What difference did it make if he knew? When he recovered his memory, he would taunt her with her illegitimacy. He always had.
“No mother? No father?” His bare chest rose and fell, powerfully pulling in enough air to feed his body.
She watched, saw the muscles that rippled beneath the skin, the layer of auburn hair that curled across his pectorals, and imagined how he would appear when he had recovered all his strength. “Not to . . . to speak of.” She needed to concentrate on the conversation, not on the view. “My mother died in childbirth.

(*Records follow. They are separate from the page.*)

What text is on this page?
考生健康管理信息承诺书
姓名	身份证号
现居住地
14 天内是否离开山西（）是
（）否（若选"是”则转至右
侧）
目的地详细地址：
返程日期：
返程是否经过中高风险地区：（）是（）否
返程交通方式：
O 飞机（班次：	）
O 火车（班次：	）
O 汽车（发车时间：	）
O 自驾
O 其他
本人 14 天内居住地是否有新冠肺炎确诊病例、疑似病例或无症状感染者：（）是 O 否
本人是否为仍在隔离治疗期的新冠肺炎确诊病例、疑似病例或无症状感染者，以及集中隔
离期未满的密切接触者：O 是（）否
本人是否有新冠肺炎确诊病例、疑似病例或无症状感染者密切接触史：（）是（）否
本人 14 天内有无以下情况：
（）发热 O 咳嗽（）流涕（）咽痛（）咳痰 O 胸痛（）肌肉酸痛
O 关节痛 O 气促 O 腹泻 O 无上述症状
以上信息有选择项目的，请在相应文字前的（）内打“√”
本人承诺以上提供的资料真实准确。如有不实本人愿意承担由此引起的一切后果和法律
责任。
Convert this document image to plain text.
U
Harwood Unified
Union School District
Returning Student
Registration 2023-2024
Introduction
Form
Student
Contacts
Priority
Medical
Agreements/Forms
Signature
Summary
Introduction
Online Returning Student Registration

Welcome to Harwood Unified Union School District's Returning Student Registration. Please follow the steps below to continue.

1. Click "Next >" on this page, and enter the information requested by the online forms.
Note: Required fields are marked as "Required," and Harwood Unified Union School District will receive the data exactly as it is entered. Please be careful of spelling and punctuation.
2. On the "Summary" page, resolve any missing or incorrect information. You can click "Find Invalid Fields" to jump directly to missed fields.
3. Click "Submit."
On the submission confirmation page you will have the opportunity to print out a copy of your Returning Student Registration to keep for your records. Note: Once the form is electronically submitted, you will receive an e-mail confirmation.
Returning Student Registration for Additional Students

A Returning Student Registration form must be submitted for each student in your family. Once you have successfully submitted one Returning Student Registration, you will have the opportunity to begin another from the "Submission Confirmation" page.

My father paid my tuition to Mrs. Palmer’s School for Young Ladies, and I attended until I was fourteen years old.”
“So you
do
have a father. Who is he?”
“Was, MacLean. He was the honorable earl of Binghamton.”
“You have noble English blood running through
your veins.” His Scots accent strengthened. “Blood of the silly, vain, useless aristocratic conquerors.”
“I’m English through and through, and proud of it, too,” she said fiercely. “Nothing you can do will ever change that, but there is never anybody less noble than a female child raised among her betters.”
“Your schoolmates were better than you?”
“They thought they were.” In her mind’s eye, she saw the long corridors of Mrs. Palmer’s School, lined with dull, pimpled girls with bad teeth, and all of them contemptuous of Miss Enid Who Had No Last Name. “Legitimate daughters of earls and barons, legitimate daughters of clergymen and knights, legitimate daughters of wealthy upstart merchants. In society’s eyes, they are all better than me.”
“So if they attended this Mrs. Palmer’s School, it was a fine, prestigious organization?”
“I believe it had that reputation.”
“That explains much about you.” He stared at Enid as if he could peel away the layers of equanimity and see the trembling child hiding within. “You speak with a high-class British inflection. You know the classics, you do needlepoint, and I heard you speak French with Miss Celeste. Very impressive.”
She didn’t appreciate the catalogue of her virtues as recited by a rude, most barbaric wastrel whose only real skill was dice games best played on the stable floor. Haughtily—and she had learned haughty from the best—she said, “Don’t forget my light touch at the pianoforte and my skill at the waltz.”
He flashed her a sharp glance. “In addition, you sport a quick wit—I imagine you developed that to
fend off the other girls and their barbs. The earl of Binghamton made it possible for you to move in higher circles. You’re surely grateful.”
“Grateful.” The word dripped with sarcasm; in Enid’s early years, she’d been told often that she should be grateful that her father had supported her. Gratitude was not what she felt; instead, she experienced a vast impatience that a man unable to keep his trousers buttoned was deemed generous and even honorable. He certainly hadn’t made provision for her support after his death, and he had taken care that she never lay eyes on him.